Organisasi kimia sel: zat organik, makro dan mikro

Pada akhir abad ke-19 itu membentuk cabang biologi yang disebut biokimia. Dia mempelajari komposisi kimia dari sel-sel hidup. Tugas utama dari ilmu - pengetahuan tentang keanehan metabolisme dan energi, mengatur fungsi vital dari sel tumbuhan dan hewan.

Konsep komposisi kimia dari sel

Sebagai hasil dari penelitian yang luas oleh para ilmuwan organisasi kimia sel telah dipelajari dan ditemukan bahwa makhluk hidup terdiri dari lebih dari 85 unsur kimia.
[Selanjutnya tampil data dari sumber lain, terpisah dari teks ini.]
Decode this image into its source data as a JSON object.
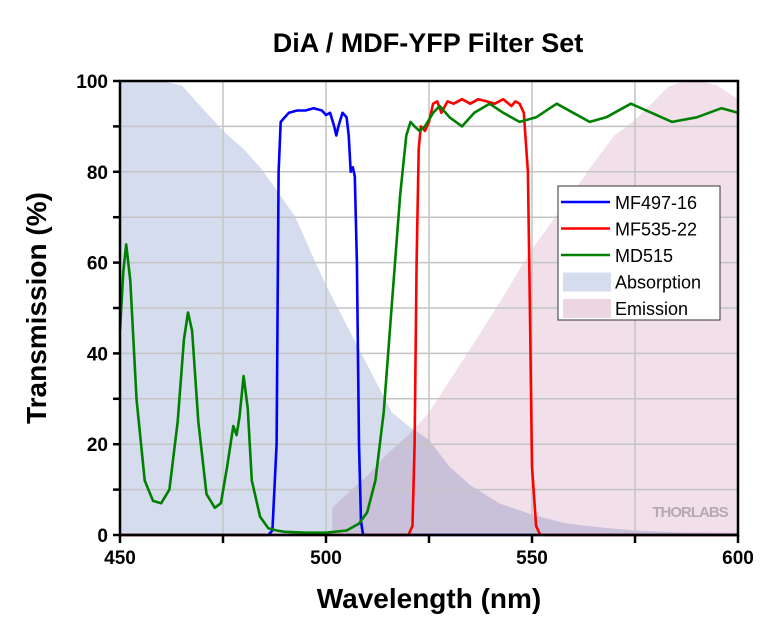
{
  "chart_data": {
    "type": "line",
    "title": "DiA / MDF-YFP Filter Set",
    "xlabel": "Wavelength (nm)",
    "ylabel": "Transmission (%)",
    "xlim": [
      450,
      600
    ],
    "ylim": [
      0,
      100
    ],
    "xticks": [
      450,
      500,
      550,
      600
    ],
    "yticks": [
      0,
      20,
      40,
      60,
      80,
      100
    ],
    "grid": true,
    "legend_position": "right",
    "watermark": "THORLABS",
    "series": [
      {
        "name": "MF497-16",
        "kind": "line",
        "color": "#0000ff",
        "x": [
          450,
          486,
          487,
          488,
          488.5,
          489,
          490,
          491,
          493,
          495,
          497,
          499,
          500,
          501,
          502,
          502.5,
          503,
          504,
          505,
          505.5,
          506,
          506.5,
          507,
          507.5,
          508,
          508.5,
          509,
          510,
          600
        ],
        "y": [
          0,
          0,
          1,
          20,
          80,
          91,
          92,
          93,
          93.5,
          93.5,
          94,
          93.5,
          92.5,
          93,
          90,
          88,
          90,
          93,
          92,
          88,
          80,
          81,
          79,
          60,
          20,
          3,
          0,
          0,
          0
        ]
      },
      {
        "name": "MF535-22",
        "kind": "line",
        "color": "#ff0000",
        "x": [
          450,
          520,
          521,
          521.5,
          522,
          522.5,
          523,
          524,
          525,
          526,
          527,
          528,
          529.5,
          531,
          533,
          535,
          537,
          539,
          541,
          543,
          545,
          546,
          547,
          548,
          549,
          549.5,
          550,
          551,
          552,
          600
        ],
        "y": [
          0,
          0,
          2,
          20,
          60,
          85,
          90,
          89,
          91,
          95,
          95.5,
          93,
          95.5,
          95,
          96,
          95,
          96,
          95.5,
          95,
          96,
          94.5,
          95.5,
          95,
          93,
          80,
          50,
          15,
          2,
          0,
          0
        ]
      },
      {
        "name": "MD515",
        "kind": "line",
        "color": "#008000",
        "x": [
          450,
          450.8,
          451.5,
          452.5,
          454,
          456,
          458,
          460,
          462,
          464,
          465.5,
          466.5,
          467.5,
          469,
          471,
          473,
          474.5,
          476,
          477.5,
          478.3,
          479,
          480,
          481,
          482,
          484,
          486,
          488,
          490,
          495,
          500,
          505,
          508,
          510,
          512,
          514,
          516,
          518,
          519.5,
          520.5,
          521.5,
          522.7,
          524,
          526,
          527.6,
          530,
          533,
          536,
          539.7,
          543,
          547,
          551,
          556,
          560,
          564,
          568,
          574,
          579,
          584,
          590,
          596,
          600
        ],
        "y": [
          45,
          58,
          64,
          56,
          30,
          12,
          7.5,
          7,
          10,
          25,
          43,
          49,
          45,
          25,
          9,
          6,
          7,
          15,
          24,
          22,
          26,
          35,
          28,
          12,
          4,
          1.5,
          1,
          0.7,
          0.5,
          0.5,
          1,
          2.5,
          5,
          12,
          27,
          51,
          75,
          88,
          91,
          90,
          89,
          90,
          93,
          94.5,
          92,
          90,
          93,
          95,
          93,
          91,
          92,
          95,
          93,
          91,
          92,
          95,
          93,
          91,
          92,
          94,
          93
        ]
      },
      {
        "name": "Absorption",
        "kind": "area",
        "color": "#d5dcee",
        "x": [
          450,
          456,
          460,
          465,
          469,
          472,
          475,
          480,
          484,
          488,
          492.6,
          496,
          500,
          504,
          508,
          512,
          516,
          520,
          525,
          530,
          535,
          542,
          550,
          558,
          565,
          575,
          585,
          600
        ],
        "y": [
          100,
          100,
          100,
          99,
          95,
          92,
          89,
          85,
          81,
          76,
          70,
          63,
          55,
          48,
          41,
          34,
          27,
          24,
          21,
          15,
          11,
          7,
          4.5,
          2.6,
          1.8,
          1,
          0.6,
          0.5
        ]
      },
      {
        "name": "Emission",
        "kind": "area",
        "color": "#ecd6e2",
        "x": [
          501.5,
          505,
          510,
          515,
          520,
          525,
          530,
          535,
          542,
          550,
          558,
          565,
          570,
          574.5,
          579,
          583,
          587,
          591,
          595,
          600
        ],
        "y": [
          6,
          9,
          13,
          18,
          22,
          27,
          34,
          41,
          51,
          63,
          73,
          82,
          88,
          91,
          95,
          98.7,
          100,
          100,
          99,
          96
        ]
      }
    ]
  }
}
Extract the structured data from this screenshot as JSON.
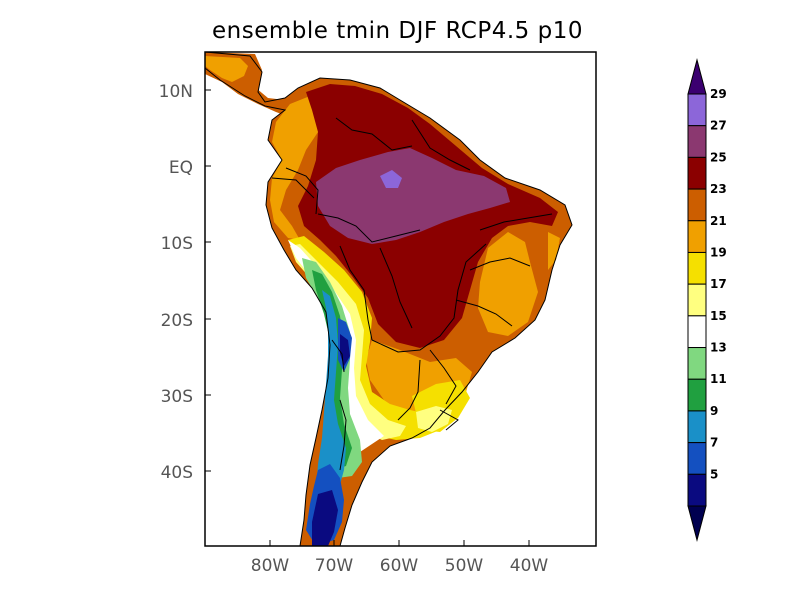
{
  "title": "ensemble tmin DJF RCP4.5 p10",
  "lat_ticks": [
    "10N",
    "EQ",
    "10S",
    "20S",
    "30S",
    "40S"
  ],
  "lon_ticks": [
    "80W",
    "70W",
    "60W",
    "50W",
    "40W"
  ],
  "colorbar": {
    "labels": [
      "29",
      "27",
      "25",
      "23",
      "21",
      "19",
      "17",
      "15",
      "13",
      "11",
      "9",
      "7",
      "5"
    ],
    "colors": [
      "#8c66d9",
      "#8b3870",
      "#8b0000",
      "#cc5e00",
      "#f0a000",
      "#f5e000",
      "#ffff80",
      "#ffffff",
      "#80d880",
      "#20a040",
      "#1a90c8",
      "#1450c0",
      "#0a0a80"
    ],
    "cap_top_color": "#3b0070",
    "cap_bottom_color": "#000050"
  }
}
Dan beberapa dari mereka yang diperlukan untuk hampir semua organisme, sementara yang lain spesifik dan terjadi pada spesies tertentu. Kelompok ketiga unsur kimia hadir dalam sel mikroorganisme, tumbuhan dan hewan dalam jumlah cukup kecil. unsur kimia dari sel sering dalam bentuk kation dan anion dari mana garam mineral dan air terbentuk, dan senyawa karbon organik disintesis: karbohidrat, protein, lipid.

elemen Organogenic

Dalam biokimia, ini termasuk Karbon, Hidrogen, Oksigen dan Nitrogen. set mereka dalam sel 88-97% dari unsur-unsur kimia lainnya yang ada di dalamnya. Terutama penting adalah karbon. Semua zat organik dalam komposisi sel terdiri dari molekul yang mengandung karbon dalam atom komposisinya. Mereka dapat saling berhubungan untuk membentuk rantai (bercabang dan tidak bercabang), serta siklus. atom karbon kemampuan ini mendasari keragaman mencolok dari zat organik termasuk dalam sitoplasma sel dan organel.

Sebagai contoh, isi internal sel terdiri dari oligosakarida larut, protein hidrofilik, lipid, berbagai jenis RNA: RNA transfer, RNA ribosom dan RNA messenger, serta monomer bebas - nukleotida. komposisi kimia tersebut memiliki inti sel. Hal ini juga mengandung molekul asam deoksiribonukleat, bagian dari kromosom. Semua senyawa di atas adalah dalam atom komposisi Nitrogen, karbon dengan oksigen, Hidrogen. Ini adalah bukti pentingnya khusus mereka, karena sebuah organisasi kimia sel tergantung pada isi elemen biogenik yang membentuk struktur selular: hyaloplasm dan organel.

Macronutrients dan artinya

unsur kimia, yang juga sangat umum di sel berbagai jenis organisme, biokimia disebut macronutrients. konten mereka di sel adalah 1,2% - 1,9%. Dengan macroelements sel meliputi: fosfor, kalium, klor, belerang, magnesium, kalsium, besi dan sodium. Semua dari mereka memiliki fungsi penting dan merupakan bagian dari berbagai organel sel. Dengan demikian, ion besi hadir dalam protein darah - hemoglobin, yang membawa oksigen (dalam hal ini disebut oksihemoglobin), karbon dioksida (karbogemoglobin) atau karbon dioksida (carboxyhaemoglobin).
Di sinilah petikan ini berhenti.